Mevsim normallerinin çok üzerinde seyreden bu sıcaklık, ilk bakışta keyifli görünebilir ama aslında büyük bir tehlikenin habercisi.
Tarlalarda toprak çatlıyor, barajlardaki su seviyeleri düşüyor, dereler kuruyor, yeraltı suları çekiliyor. Ekinler susuz kalıyor. Kuraklık artık sadece çiftçilerin değil, hepimizin sorunu. Çünkü bu sessiz tehdit toprağı, suyu, havayı, doğayı ve tüm canlı yaşamını doğrudan etkiliyor.
Küresel ısınma, ormanların yok edilmesi, bitki örtüsünün tahribi, kontrolsüz sanayileşme, betonlaşma ve yeraltı sularının plansız kullanımı…
Evet, bütün bunlar kuraklığın maddi sebepleri.
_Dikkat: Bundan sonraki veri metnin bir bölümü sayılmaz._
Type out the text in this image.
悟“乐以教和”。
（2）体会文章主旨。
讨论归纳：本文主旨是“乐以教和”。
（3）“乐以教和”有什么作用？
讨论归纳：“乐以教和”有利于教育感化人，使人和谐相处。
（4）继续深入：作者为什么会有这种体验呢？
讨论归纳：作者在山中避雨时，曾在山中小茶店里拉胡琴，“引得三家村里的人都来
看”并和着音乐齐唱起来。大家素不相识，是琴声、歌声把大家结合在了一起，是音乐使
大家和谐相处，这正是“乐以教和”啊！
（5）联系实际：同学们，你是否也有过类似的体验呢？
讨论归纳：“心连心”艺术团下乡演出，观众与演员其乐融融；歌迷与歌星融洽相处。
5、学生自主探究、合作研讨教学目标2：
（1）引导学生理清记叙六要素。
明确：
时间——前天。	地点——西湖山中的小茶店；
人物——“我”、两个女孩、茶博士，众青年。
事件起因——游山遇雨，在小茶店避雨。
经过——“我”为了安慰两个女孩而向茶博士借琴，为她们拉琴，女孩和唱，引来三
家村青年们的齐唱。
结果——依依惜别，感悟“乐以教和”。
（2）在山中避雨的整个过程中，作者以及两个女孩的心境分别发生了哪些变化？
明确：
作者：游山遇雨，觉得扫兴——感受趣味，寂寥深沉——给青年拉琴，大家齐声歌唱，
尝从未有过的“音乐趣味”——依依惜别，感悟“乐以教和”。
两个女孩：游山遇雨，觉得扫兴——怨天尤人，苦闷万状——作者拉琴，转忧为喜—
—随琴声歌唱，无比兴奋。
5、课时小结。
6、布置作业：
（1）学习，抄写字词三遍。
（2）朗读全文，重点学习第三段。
Ancak inançlı insanların zihnini asıl meşgul eden, manevi sebepler. Acaba bu sadece iklimin değil, insanın Allah ile olan ilişkisinin de kuruması mı?
Kuraklık bir imtihan mı? Allah rahmetini üzerimizden mi esirgiyor? Yoksa biz mi doğaya, birbirimize ve O’nun nimetlerine sırt çevirdik?
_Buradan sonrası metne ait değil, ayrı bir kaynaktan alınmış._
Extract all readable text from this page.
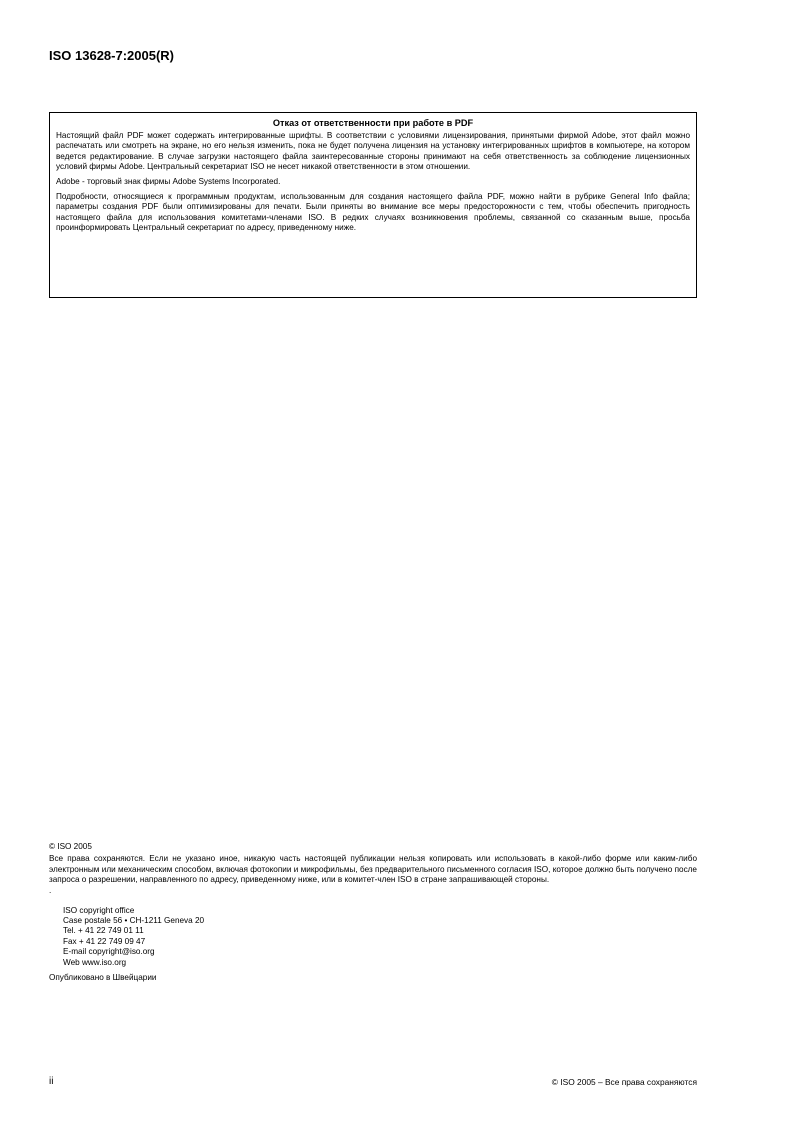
ISO 13628-7:2005(R)
Отказ от ответственности при работе в PDF

Настоящий файл PDF может содержать интегрированные шрифты. В соответствии с условиями лицензирования, принятыми фирмой Adobe, этот файл можно распечатать или смотреть на экране, но его нельзя изменить, пока не будет получена лицензия на установку интегрированных шрифтов в компьютере, на котором ведется редактирование. В случае загрузки настоящего файла заинтересованные стороны принимают на себя ответственность за соблюдение лицензионных условий фирмы Adobe. Центральный секретариат ISO не несет никакой ответственности в этом отношении.

Adobe - торговый знак фирмы Adobe Systems Incorporated.

Подробности, относящиеся к программным продуктам, использованным для создания настоящего файла PDF, можно найти в рубрике General Info файла; параметры создания PDF были оптимизированы для печати. Были приняты во внимание все меры предосторожности с тем, чтобы обеспечить пригодность настоящего файла для использования комитетами-членами ISO. В редких случаях возникновения проблемы, связанной со сказанным выше, просьба проинформировать Центральный секретариат по адресу, приведенному ниже.

© ISO 2005

Все права сохраняются. Если не указано иное, никакую часть настоящей публикации нельзя копировать или использовать в какой-либо форме или каким-либо электронным или механическим способом, включая фотокопии и микрофильмы, без предварительного письменного согласия ISO, которое должно быть получено после запроса о разрешении, направленного по адресу, приведенному ниже, или в комитет-член ISO в стране запрашивающей стороны.

.

ISO copyright office
Case postale 56 • CH-1211 Geneva 20
Tel. + 41 22 749 01 11
Fax + 41 22 749 09 47
E-mail copyright@iso.org
Web www.iso.org

Опубликовано в Швейцарии

ii	© ISO 2005 – Все права сохраняются
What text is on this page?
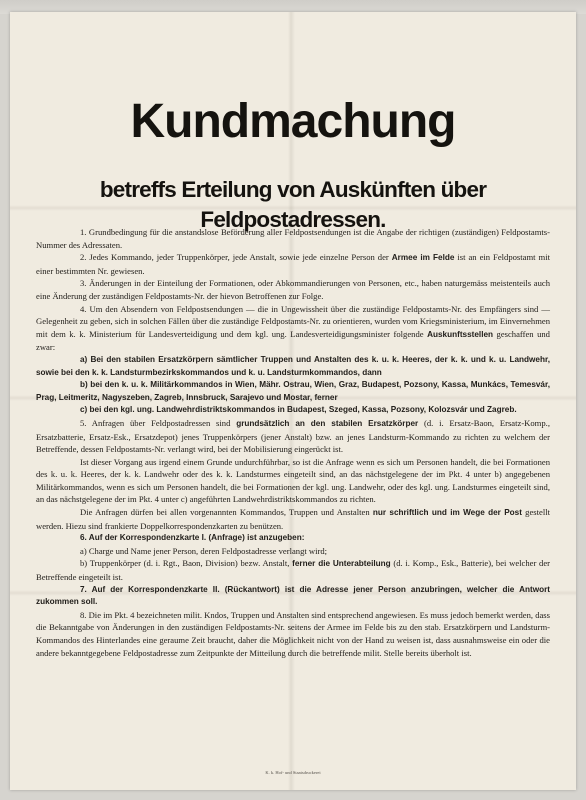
Kundmachung
betreffs Erteilung von Auskünften über Feldpostadressen.

1. Grundbedingung für die anstandslose Beförderung aller Feldpostsendungen ist die Angabe der richtigen (zuständigen) Feldpostamts-Nummer des Adressaten.

2. Jedes Kommando, jeder Truppenkörper, jede Anstalt, sowie jede einzelne Person der Armee im Felde ist an ein Feldpostamt mit einer bestimmten Nr. gewiesen.

3. Änderungen in der Einteilung der Formationen, oder Abkommandierungen von Personen, etc., haben naturgemäss meistenteils auch eine Änderung der zuständigen Feldpostamts-Nr. der hievon Betroffenen zur Folge.

4. Um den Absendern von Feldpostsendungen — die in Ungewissheit über die zuständige Feldpostamts-Nr. des Empfängers sind — Gelegenheit zu geben, sich in solchen Fällen über die zuständige Feldpostamts-Nr. zu orientieren, wurden vom Kriegsministerium, im Einvernehmen mit dem k. k. Ministerium für Landesverteidigung und dem kgl. ung. Landesverteidigungsminister folgende Auskunftsstellen geschaffen und zwar:

a) Bei den stabilen Ersatzkörpern sämtlicher Truppen und Anstalten des k. u. k. Heeres, der k. k. und k. u. Landwehr, sowie bei den k. k. Landsturmbezirkskommandos und k. u. Landsturmkommandos, dann

b) bei den k. u. k. Militärkommandos in Wien, Mähr. Ostrau, Wien, Graz, Budapest, Pozsony, Kassa, Munkács, Temesvár, Prag, Leitmeritz, Nagyszeben, Zagreb, Innsbruck, Sarajevo und Mostar, ferner

c) bei den kgl. ung. Landwehrdistriktskommandos in Budapest, Szeged, Kassa, Pozsony, Kolozsvár und Zagreb.

5. Anfragen über Feldpostadressen sind grundsätzlich an den stabilen Ersatzkörper (d. i. Ersatz-Baon, Ersatz-Komp., Ersatzbatterie, Ersatz-Esk., Ersatzdepot) jenes Truppenkörpers (jener Anstalt) bzw. an jenes Landsturm-Kommando zu richten zu welchem der Betreffende, dessen Feldpostamts-Nr. verlangt wird, bei der Mobilisierung eingerückt ist.

Ist dieser Vorgang aus irgend einem Grunde undurchführbar, so ist die Anfrage wenn es sich um Personen handelt, die bei Formationen des k. u. k. Heeres, der k. k. Landwehr oder des k. k. Landsturmes eingeteilt sind, an das nächstgelegene der im Pkt. 4 unter b) angegebenen Militärkommandos, wenn es sich um Personen handelt, die bei Formationen der kgl. ung. Landwehr, oder des kgl. ung. Landsturmes eingeteilt sind, an das nächstgelegene der im Pkt. 4 unter c) angeführten Landwehrdistriktskommandos zu richten.

Die Anfragen dürfen bei allen vorgenannten Kommandos, Truppen und Anstalten nur schriftlich und im Wege der Post gestellt werden. Hiezu sind frankierte Doppelkorrespondenzkarten zu benützen.

6. Auf der Korrespondenzkarte I. (Anfrage) ist anzugeben:

a) Charge und Name jener Person, deren Feldpostadresse verlangt wird;

b) Truppenkörper (d. i. Rgt., Baon, Division) bezw. Anstalt, ferner die Unterabteilung (d. i. Komp., Esk., Batterie), bei welcher der Betreffende eingeteilt ist.

7. Auf der Korrespondenzkarte II. (Rückantwort) ist die Adresse jener Person anzubringen, welcher die Antwort zukommen soll.

8. Die im Pkt. 4 bezeichneten milit. Kndos, Truppen und Anstalten sind entsprechend angewiesen. Es muss jedoch bemerkt werden, dass die Bekanntgabe von Änderungen in den zuständigen Feldpostamts-Nr. seitens der Armee im Felde bis zu den stab. Ersatzkörpern und Landsturm-Kommandos des Hinterlandes eine geraume Zeit braucht, daher die Möglichkeit nicht von der Hand zu weisen ist, dass ausnahmsweise ein oder die andere bekanntgegebene Feldpostadresse zum Zeitpunkte der Mitteilung durch die betreffende milit. Stelle bereits überholt ist.

K. k. Hof- und Staatsdruckerei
Belki de artık sadece konuşmanın değil, eyleme geçmenin zamanı geldi.
Yağmur duasını, dini bir ritüel ötesine taşıyıp, toplumsal bir öze dönüşün işaret fişeği yapabiliriz. Hem doğaya hem birbirimize sahip çıkmanın, tüketmek yerine korumanın sembolü olabilir.
Bugün sorumluluk almak, doğayı korumak, suya sahip çıkmak ve rahmetin üzerimize yeniden inmesi için çabalamak hepimizin görevi. Çünkü kuraklık yalnızca tarlaları değil, geleceğimizi tehdit ediyor.
Son söz : Allah’ım rahmetine sığınıyoruz, rahmetini esirgeme, Amin.